Klamath River, California
In the heart of the northern California redwoods, WRC is working in partnership with the Yurok Tribe to create a vast cold-water sanctuary for salmon and steelhead. The focus is Blue Creek, the first tributary that fish encounter on their migration inland from the Pacific Ocean. The most important source of cold-water for the lower river, Blue Creek is a lifeline for the entire system. WRC is helping the Yurok acquire over 47,000 acres of land, which will become the Blue Creek Salmon Sanctuary and Yurok Tribal Community Forest. As a result of this effort, the Yurok will regain the core of its spiritual homeland, and more than 73 square miles of temperate rainforest will be managed for conservation and health of the Klamath-Siskiyou region’s rare fish and wildlife.

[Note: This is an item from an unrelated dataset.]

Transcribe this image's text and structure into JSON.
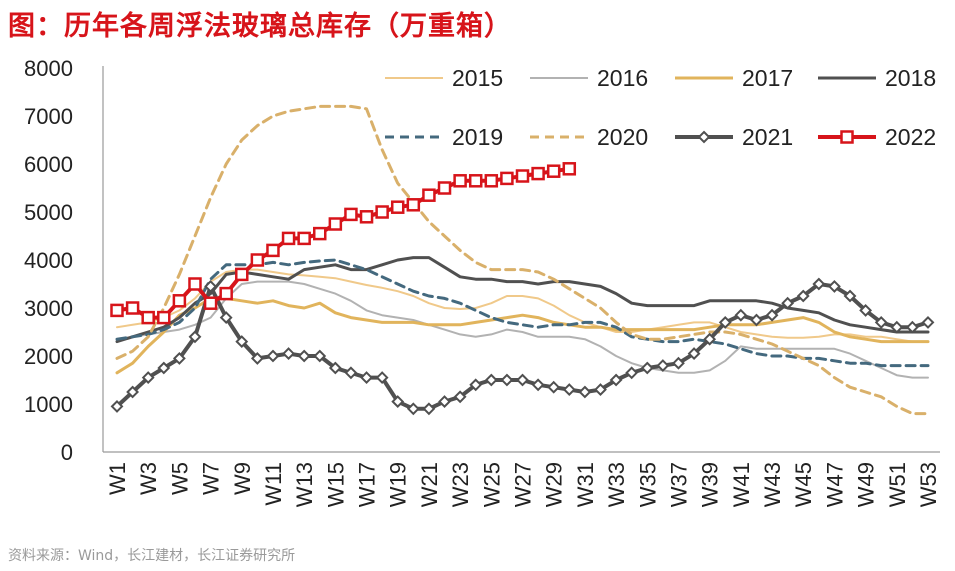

Other Successes on Western Rivers
One of Western Rivers Conservancy’s earliest projects was in Montana, where it protected three miles of the Madison River at Three Dollar Bridge and ensured this cherished stretch of fly water will remain forever open to the public. In California, WRC conserved nearly the entire length of Goose Creek, the largest tributary to the Smith River, which is not only California’s last major undammed river, but one of the greatest rivers in the West. In Washington, WRC purchased and conserved nearly all the corporate-owned land along the Hoh River between Olympic National Park, which protects the headwaters, and the Pacific. The project ensured that the most biodiverse salmon stream in the Lower 48 was protected from headwaters to the mouth, and improved access for boaters, anglers, hikers and other river lovers.